Prop. 13 Benefits a Few at the Expense of Many
The assessed valuation of Orange County property, fueled by a hot real estate market, has increased 10.5% over last year. The boost in values, the highest in four years and about 2% more than county officials predicted, was even more dramatic in individual communities such as Laguna Beach, where the annexation of south Laguna helped raise the city’s property assessment values 40%, and Yorba Linda, where values increased 25%.
The large increase in the assessment roll was unexpected good news for local government because it means more local tax dollars to ease tight budgets. It was good news for some homeowners because it means their property is worth more.
But it also exacerbates the inequity that finds some homeowners paying four to five times more in property taxes each year than their next-door neighbors--even though both homes are worth about the same on the market.
That is because under Proposition 13, new homes, newly purchased homes or homes that are renovated are taxed according to the current market value. Exempt from heavy increases caused by increasing property values are those who have remained in their present homes since 1978, when Proposition 13 passed and froze property valuations at the 1975 level. Increases in valuation were restricted to a maximum of 2% a year, as long as property was not sold or significantly altered.
The result is a built-in inequity that benefits homeowners that assessors call “stay-putters” while their neighbors who bought after 1975 pay higher taxes for homes of equal value.
In Orange County the disparity hurts most homeowners. Of 671,000 parcels of land in the county, 183,000 are being taxed according to 1975 valuations. The rest are paying a greater proportion of taxes.
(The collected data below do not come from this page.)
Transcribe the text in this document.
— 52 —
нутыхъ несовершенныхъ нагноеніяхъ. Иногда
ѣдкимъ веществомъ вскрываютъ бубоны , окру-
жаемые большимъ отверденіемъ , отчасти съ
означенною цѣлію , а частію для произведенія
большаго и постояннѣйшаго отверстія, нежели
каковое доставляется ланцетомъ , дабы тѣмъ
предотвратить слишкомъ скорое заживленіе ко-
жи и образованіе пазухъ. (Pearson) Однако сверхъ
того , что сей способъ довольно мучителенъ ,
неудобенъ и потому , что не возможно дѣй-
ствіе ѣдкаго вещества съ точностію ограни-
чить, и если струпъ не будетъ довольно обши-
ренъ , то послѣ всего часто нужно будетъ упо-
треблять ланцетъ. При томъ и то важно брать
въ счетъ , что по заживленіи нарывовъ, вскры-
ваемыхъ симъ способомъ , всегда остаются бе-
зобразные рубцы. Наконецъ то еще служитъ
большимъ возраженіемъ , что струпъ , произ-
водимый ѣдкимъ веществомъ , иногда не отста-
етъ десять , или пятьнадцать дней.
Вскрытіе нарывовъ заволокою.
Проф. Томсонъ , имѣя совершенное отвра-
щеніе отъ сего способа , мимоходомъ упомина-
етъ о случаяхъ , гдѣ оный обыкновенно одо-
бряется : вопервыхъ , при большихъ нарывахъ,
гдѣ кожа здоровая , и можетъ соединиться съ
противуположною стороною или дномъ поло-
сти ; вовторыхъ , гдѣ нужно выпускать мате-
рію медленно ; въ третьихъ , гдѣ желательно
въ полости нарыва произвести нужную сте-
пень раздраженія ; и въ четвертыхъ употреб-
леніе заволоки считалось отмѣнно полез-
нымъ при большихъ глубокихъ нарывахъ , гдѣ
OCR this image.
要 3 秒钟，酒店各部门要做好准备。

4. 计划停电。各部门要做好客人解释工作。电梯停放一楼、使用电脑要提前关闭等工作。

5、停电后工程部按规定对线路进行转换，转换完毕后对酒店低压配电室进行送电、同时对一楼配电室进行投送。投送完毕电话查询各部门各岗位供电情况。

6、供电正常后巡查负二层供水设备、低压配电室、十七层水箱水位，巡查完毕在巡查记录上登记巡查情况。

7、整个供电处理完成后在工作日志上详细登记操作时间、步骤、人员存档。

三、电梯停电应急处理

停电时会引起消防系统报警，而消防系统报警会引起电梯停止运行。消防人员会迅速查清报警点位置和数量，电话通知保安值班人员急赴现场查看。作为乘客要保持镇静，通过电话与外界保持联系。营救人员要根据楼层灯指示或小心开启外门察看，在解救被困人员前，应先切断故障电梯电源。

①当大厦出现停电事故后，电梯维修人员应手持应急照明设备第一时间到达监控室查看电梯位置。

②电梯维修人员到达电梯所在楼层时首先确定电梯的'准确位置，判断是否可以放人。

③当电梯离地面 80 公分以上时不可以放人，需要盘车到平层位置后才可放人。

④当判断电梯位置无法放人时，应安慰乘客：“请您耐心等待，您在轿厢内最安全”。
That’s a ridiculously unjust ramification of Proposition 13, which has turned out to actually benefit only a relatively few residents at the expense of their neighbors and of better schools and local government services.
The few efforts to change the ratio and apply Proposition 13 more equitably have not been successful because, so far, all attempts would further reduce the property tax revenue already severely limited by Proposition 13.
What is needed is a plan that would raise taxes from some other source to replace those lost by correcting the growing inequity that Proposition 13 is causing. That would not be a tax increase but a needed shift to finally end the objectionable and unfair burden being carried by a majority of homeowners.